In vitro effects of a single agent, cetuximab (CTX) or oxaliplatin (LOHP), on a panel of human colorectal carcinoma cell lines. (A) Dose–response curves of cells treated with cetuximab alone at concentration ranging from 0.1 to 100 µg·mL⁻¹ for 72 h on each cell lines using methylthiazoletetrazolium (MTT) assays. Results were presented as means ± SEM of three independent experiments. (B) Concentration–response curves of cells treated with oxaliplatin alone at concentrations ranging from 1 to 100 µM for 72 h using MTT assays. Data are expressed as mean ± SEM of three independent experiments. *P < 0.05. (C) IC₅₀ for oxaliplatin combined with cetuximab in the panel of human colorectal carcinoma cell lines. Cells were treated with oxaliplatin at concentration ranging from 1 to 100 µM combined with a fixed cetuximab concentration of 100 µg·mL⁻¹. Cetuximab was added 15 min before oxaliplatin. Growth inhibition was evaluated by using MTT assay. Data are expressed as mean ± SEM of three independent experiments.

Figure 3

(A) In vitro effects of oxaliplatin (LOHP) combined with cetuximab (CTX) in HT29-D4 control cells compared with HT29-D4 cells transfected with HA-tagged Ras^V12. Insert shows immunoblot for HA in transfected HT29-D4 cells. (B) IC₅₀ values for oxaliplatin alone or combined with cetuximab on Ras^V12-transfected HT29-D4 cells compared with HT29-D4 control cells. *P < 0.05.

Figure 4

Production of O₂⁻ and H₂O₂ in HT29-D4 cells exposed to cetuximab (CTX) or oxaliplatin (LOHP).

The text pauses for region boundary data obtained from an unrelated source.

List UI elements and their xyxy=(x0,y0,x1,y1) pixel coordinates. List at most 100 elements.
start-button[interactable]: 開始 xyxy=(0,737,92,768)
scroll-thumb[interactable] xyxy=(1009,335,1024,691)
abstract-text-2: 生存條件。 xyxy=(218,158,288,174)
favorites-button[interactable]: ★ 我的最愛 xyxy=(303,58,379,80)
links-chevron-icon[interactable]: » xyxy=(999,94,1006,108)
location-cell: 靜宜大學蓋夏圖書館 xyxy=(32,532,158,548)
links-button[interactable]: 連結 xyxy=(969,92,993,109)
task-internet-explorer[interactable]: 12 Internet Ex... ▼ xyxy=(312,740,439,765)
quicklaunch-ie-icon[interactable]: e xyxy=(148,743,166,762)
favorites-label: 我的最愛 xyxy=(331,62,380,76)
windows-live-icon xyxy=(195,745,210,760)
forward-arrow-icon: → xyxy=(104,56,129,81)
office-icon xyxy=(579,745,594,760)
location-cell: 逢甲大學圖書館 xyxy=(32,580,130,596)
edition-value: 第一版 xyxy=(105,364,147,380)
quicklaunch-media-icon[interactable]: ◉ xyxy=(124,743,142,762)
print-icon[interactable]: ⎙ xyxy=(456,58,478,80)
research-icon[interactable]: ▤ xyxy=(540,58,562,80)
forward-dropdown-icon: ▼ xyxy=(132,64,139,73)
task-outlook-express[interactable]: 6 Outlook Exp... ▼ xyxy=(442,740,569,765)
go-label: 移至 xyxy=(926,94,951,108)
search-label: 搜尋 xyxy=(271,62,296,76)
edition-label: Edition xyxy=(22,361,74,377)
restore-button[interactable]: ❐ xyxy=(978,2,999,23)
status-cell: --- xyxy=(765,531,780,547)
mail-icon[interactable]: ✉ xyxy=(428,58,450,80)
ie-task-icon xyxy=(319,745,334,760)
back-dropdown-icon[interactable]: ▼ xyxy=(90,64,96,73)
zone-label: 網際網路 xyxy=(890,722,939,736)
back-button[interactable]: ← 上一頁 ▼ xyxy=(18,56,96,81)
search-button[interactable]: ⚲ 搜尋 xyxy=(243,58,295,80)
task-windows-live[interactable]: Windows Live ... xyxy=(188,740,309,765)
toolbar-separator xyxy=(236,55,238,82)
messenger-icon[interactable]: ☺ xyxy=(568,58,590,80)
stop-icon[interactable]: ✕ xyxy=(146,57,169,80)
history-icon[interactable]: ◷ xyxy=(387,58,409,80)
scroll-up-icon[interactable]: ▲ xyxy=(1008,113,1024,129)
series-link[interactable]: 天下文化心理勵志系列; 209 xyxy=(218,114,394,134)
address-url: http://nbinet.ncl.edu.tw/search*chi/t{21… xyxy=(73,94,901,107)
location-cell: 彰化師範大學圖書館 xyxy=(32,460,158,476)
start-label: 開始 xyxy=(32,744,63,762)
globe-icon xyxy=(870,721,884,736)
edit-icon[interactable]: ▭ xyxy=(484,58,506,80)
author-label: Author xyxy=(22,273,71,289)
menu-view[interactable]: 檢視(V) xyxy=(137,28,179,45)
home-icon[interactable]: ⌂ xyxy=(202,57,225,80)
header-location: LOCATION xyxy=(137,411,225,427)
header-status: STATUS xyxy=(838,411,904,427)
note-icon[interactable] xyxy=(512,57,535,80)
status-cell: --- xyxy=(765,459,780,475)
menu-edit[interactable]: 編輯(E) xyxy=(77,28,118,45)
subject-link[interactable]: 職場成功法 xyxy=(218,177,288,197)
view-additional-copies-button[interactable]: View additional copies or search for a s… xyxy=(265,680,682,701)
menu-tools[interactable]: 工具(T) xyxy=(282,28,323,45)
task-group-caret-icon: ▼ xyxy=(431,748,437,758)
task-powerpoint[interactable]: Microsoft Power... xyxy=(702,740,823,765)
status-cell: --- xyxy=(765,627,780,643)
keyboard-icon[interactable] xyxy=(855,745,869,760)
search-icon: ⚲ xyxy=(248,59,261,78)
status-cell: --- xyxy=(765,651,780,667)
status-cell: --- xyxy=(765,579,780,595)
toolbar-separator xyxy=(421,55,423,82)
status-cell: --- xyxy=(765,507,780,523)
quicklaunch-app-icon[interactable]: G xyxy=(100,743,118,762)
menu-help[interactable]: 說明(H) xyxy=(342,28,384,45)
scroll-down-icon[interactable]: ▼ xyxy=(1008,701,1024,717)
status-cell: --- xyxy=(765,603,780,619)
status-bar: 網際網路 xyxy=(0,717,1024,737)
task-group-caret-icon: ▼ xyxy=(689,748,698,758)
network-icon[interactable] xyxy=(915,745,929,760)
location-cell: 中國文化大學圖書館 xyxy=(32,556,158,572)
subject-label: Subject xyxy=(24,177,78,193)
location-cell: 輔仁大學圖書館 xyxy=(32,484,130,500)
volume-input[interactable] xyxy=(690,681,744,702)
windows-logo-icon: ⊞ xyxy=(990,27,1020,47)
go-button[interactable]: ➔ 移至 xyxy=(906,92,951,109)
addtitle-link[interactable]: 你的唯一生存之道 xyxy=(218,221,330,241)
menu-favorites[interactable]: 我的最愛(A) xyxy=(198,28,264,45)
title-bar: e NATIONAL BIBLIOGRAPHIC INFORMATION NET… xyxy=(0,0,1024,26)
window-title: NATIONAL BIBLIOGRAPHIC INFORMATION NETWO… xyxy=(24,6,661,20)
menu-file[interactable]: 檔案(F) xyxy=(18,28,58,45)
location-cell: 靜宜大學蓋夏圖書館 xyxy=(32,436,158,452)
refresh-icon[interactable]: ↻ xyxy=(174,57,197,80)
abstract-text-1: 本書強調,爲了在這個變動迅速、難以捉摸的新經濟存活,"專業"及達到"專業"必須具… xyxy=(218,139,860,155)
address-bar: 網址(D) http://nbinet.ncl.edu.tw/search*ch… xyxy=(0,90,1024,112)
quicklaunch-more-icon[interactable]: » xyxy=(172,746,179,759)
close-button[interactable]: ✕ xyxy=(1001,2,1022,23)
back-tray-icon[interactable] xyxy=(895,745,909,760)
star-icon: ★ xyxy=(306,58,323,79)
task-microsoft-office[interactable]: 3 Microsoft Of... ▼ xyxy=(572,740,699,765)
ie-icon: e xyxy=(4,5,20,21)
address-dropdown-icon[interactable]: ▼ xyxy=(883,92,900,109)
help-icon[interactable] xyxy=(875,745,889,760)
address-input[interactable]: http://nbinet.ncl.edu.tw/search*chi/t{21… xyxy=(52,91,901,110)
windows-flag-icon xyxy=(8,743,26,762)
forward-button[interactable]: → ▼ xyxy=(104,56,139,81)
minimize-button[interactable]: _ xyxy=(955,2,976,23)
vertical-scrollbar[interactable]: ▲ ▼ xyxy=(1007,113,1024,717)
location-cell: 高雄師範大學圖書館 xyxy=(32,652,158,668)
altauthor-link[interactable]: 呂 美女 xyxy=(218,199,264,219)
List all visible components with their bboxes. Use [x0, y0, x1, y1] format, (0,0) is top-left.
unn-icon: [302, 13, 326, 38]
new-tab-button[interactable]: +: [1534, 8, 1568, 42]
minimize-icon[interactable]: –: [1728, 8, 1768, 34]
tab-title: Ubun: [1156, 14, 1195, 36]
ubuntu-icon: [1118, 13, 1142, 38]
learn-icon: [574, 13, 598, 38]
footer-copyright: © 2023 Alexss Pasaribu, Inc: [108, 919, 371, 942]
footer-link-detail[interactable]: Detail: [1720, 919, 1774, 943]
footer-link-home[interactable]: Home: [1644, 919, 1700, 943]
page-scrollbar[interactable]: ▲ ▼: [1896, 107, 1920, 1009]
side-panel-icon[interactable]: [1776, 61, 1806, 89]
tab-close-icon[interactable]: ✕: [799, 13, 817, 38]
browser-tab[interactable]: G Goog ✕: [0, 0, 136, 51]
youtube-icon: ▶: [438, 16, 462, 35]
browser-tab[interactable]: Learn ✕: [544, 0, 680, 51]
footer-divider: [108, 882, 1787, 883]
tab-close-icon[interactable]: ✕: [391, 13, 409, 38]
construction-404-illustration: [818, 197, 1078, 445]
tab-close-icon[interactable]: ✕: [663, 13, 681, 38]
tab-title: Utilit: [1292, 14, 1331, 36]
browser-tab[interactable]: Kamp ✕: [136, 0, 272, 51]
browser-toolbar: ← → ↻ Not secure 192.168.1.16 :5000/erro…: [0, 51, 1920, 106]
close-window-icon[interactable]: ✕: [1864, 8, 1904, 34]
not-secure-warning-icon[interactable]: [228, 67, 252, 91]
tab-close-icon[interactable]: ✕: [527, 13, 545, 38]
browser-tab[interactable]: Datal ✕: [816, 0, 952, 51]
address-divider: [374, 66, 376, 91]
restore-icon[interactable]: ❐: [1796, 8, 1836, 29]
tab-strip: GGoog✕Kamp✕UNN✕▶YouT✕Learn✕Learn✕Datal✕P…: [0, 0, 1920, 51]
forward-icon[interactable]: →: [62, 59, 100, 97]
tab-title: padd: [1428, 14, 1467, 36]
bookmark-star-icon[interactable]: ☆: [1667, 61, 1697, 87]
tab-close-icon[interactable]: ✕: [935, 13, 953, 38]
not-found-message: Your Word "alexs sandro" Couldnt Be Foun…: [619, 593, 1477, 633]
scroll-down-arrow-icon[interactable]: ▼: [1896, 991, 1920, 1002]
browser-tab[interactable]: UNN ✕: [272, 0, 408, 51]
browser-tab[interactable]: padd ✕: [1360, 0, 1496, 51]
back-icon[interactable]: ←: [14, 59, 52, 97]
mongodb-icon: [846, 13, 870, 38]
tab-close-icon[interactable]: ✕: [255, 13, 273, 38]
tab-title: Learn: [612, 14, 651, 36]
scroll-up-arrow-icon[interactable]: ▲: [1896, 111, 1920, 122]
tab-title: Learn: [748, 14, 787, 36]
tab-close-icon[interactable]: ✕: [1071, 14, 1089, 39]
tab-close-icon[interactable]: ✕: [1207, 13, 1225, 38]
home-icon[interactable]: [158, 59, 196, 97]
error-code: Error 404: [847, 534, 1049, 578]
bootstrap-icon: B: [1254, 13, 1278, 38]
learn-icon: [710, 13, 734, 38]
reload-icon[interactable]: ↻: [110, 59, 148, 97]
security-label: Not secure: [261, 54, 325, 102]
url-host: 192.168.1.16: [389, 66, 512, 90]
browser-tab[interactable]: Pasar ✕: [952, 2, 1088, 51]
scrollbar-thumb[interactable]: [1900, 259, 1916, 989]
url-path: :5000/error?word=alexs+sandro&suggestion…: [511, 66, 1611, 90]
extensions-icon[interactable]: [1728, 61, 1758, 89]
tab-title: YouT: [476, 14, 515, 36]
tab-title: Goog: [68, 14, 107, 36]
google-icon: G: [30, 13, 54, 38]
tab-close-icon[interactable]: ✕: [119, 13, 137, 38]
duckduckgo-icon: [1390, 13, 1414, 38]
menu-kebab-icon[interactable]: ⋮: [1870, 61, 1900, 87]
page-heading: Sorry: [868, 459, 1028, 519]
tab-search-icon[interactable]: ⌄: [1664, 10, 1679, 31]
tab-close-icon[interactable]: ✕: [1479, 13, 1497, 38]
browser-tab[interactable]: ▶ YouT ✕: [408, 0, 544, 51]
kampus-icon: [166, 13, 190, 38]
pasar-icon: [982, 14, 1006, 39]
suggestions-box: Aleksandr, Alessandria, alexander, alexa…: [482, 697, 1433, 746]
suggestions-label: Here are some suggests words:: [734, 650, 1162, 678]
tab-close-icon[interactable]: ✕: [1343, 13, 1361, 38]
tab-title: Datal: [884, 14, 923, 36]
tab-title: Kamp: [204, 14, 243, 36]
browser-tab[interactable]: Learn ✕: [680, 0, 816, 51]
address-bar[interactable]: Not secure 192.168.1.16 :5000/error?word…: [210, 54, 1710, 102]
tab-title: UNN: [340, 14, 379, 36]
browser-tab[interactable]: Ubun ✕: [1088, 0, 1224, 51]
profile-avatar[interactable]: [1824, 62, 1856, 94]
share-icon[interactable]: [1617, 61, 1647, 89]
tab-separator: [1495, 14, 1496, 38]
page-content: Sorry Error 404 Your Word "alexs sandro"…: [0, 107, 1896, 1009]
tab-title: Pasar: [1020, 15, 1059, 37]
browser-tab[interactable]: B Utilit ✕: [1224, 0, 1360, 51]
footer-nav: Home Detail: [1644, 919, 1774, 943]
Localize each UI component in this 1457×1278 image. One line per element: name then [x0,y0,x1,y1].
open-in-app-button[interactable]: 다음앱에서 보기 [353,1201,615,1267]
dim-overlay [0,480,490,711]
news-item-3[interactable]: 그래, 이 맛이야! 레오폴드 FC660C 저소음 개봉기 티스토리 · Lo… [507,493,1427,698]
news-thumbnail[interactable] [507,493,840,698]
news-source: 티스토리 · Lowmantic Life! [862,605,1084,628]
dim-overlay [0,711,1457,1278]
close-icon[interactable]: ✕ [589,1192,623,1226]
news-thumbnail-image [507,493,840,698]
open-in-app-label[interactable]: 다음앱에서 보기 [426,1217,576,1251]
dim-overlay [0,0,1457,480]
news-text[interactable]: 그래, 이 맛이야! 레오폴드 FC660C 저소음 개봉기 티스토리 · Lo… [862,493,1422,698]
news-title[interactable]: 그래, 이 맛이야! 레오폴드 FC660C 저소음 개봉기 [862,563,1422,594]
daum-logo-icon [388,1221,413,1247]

Production of O₂⁻ was determined by lucigenin and H₂O₂ production by DCFDA. Data from at least three independent experiments have been pooled. (A,B) Cetuximab significantly decreased O₂⁻ production and affected significantly the production of H₂O₂ compared with untreated cells (*P < 0.05). (C,D) Effects of oxaliplatin at concentrations ranging from 1 to 100 µM on O₂⁻ and H₂O₂ production. (E,F) Production of O₂⁻ and H₂O₂ in human colon carcinoma cells exposed to cetuximab, oxaliplatin or combination of the two drugs. Cells were treated with a fixed oxaliplatin concentration of 100 µM combined with a fixed cetuximab concentration of 100 µg·mL⁻¹. Cetuximab was added 15 min before oxaliplatin. Cetuximab, oxaliplatin and the combination of both significantly decreased O₂⁻ production compared with untreated cells (P < 0.05). Oxaliplatin significantly increased H₂O₂ production, whereas cetuximab alone or combined with oxaliplatin decreased H₂O₂ production compared with untreated cells (P < 0.05).

Figure 5

(A) Nox1 protein expression detection by immunoblot in HT29-D4, Caco-2, SW480 and SW620 cell lines. (B) In vitro effect of oxaliplatin in HT29-D4 (upper panel) and Caco-2 cells (lower panel) transfected with Nox1 short hairpin RNA (shRNA) compared with control shRNA; Immunoblot for Nox1 in HT29-D4 cells transfected with indicated shRNA; blot is representative of three independent experiments. (C) In vitro effect of oxaliplatin in HT29-D4 with or without catalase used at non-cytotoxic concentrations.

Figure 6

Scheme of possible mechanisms underlying the antagonism between cetuximab and oxaliplatin, involving modulation of redox status. CTX, cetuximab; EGF, epidermal growth factor; GSH, glutathione; PI3K, phosphatidylinositol-3 kinase; PIP₂, phosphatidylinositol bisphosphate; PIP₃, phosphatidylinositol trisphosphate; PTEN, phosphatase and TENsin homologue, ROS, reactive oxygen species; shRNA, short hairpin RNA.